Better safe than sorry: new CRISPR/Cas9 tools for improved genome engineering

CRISPR nucleases are efficient tools to edit cellular genomes in a variety of organisms. However, the in vivo application of this technology is still severely limited by unwanted genomic cleavages, that are further increased by long-term expression of the nuclease and can lead to unpredictable results. To address this limitation, we developed a yeast-based assay which allows to simultaneously evaluate the on- and off-target activity towards two engineered genomic targets in order to select optimized Streptococcus pyogenes Cas9 (SpCas9) variants. The screening of SpCas9 variants obtained by random mutagenesis of the Rec1-II domain allowed the identification of hits with increased on/off ratios. Through the combination of the identified mutations within a single variant we isolated the best performing nuclease, that we named evoCas9 (evolved Cas9). Side by side analyses with recently reported rationally designed variants demonstrated a significant improvement in fidelity of our evoCas9. In addition, to control Cas9 persistence into cells over time, we developed a Self-Limiting Cas9 circuitry for Enhanced Safety (SLiCES) which consists of an expression unit for SpCas9, a self-targeting sgRNA and a second sgRNA targeting a chosen genomic locus.
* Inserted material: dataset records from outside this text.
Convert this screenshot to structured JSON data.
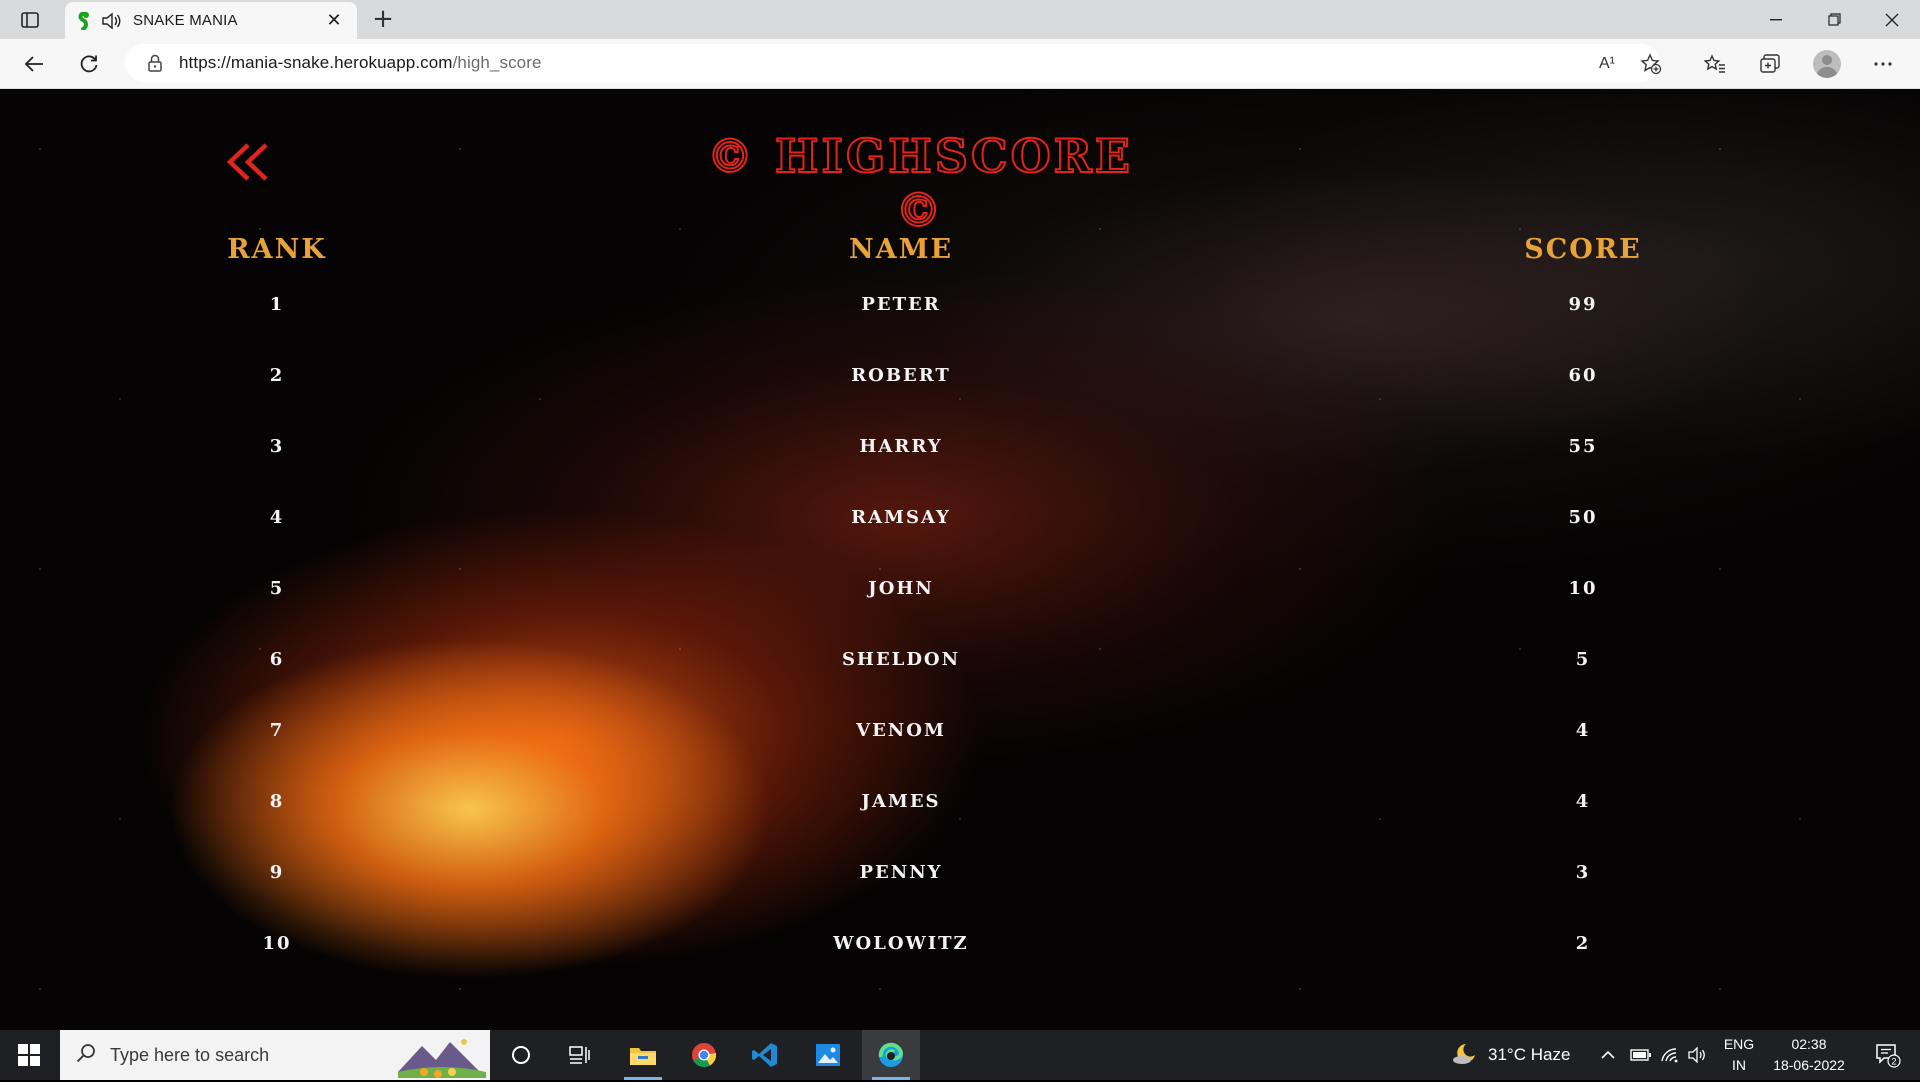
{
  "browser": {
    "tab_title": "SNAKE MANIA",
    "new_tab_symbol": "+",
    "url_host": "https://mania-snake.herokuapp.com",
    "url_path": "/high_score",
    "read_aloud_icon": "A¹"
  },
  "page": {
    "title": "© HIGHSCORE ©",
    "headers": {
      "rank": "RANK",
      "name": "NAME",
      "score": "SCORE"
    },
    "rows": [
      {
        "rank": "1",
        "name": "PETER",
        "score": "99"
      },
      {
        "rank": "2",
        "name": "ROBERT",
        "score": "60"
      },
      {
        "rank": "3",
        "name": "HARRY",
        "score": "55"
      },
      {
        "rank": "4",
        "name": "RAMSAY",
        "score": "50"
      },
      {
        "rank": "5",
        "name": "JOHN",
        "score": "10"
      },
      {
        "rank": "6",
        "name": "SHELDON",
        "score": "5"
      },
      {
        "rank": "7",
        "name": "VENOM",
        "score": "4"
      },
      {
        "rank": "8",
        "name": "JAMES",
        "score": "4"
      },
      {
        "rank": "9",
        "name": "PENNY",
        "score": "3"
      },
      {
        "rank": "10",
        "name": "WOLOWITZ",
        "score": "2"
      }
    ],
    "colors": {
      "title_outline": "#e0261c",
      "header": "#e8a23a",
      "cell": "#f4f4f4"
    }
  },
  "taskbar": {
    "search_placeholder": "Type here to search",
    "weather": "31°C  Haze",
    "lang_top": "ENG",
    "lang_bottom": "IN",
    "time": "02:38",
    "date": "18-06-2022",
    "notification_count": "2"
  }
}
This self-limiting circuit, by controlling Cas9 levels, results in increased genome editing specificity. For its in vivo utilization, we integrated SLiCES into a lentiviral delivery system (lentiSLiCES) via circuit inhibition to achieve viral particle production. Following its delivery into target cells, the lentiSLiCES circuit is switched on to edit the intended genomic locus while simultaneously promoting its own neutralization through SpCas9 inactivation. The two strategies here developed represent complementary approaches to address a major issue in the genome editing field. On one hand, by preserving target cells from residual nuclease activity, our hit and go SLiCES system increases the safety margins for genome engineering. On the other, if compared to published structure-guided protein engineering approaches, our in vivo screening increases the likelihood to identify the best combination of amino acid substitutions for the generation of novel, error-free SpCas9 and could represent a valid strategy to enhance the specificity of other RNA-guided nucleases.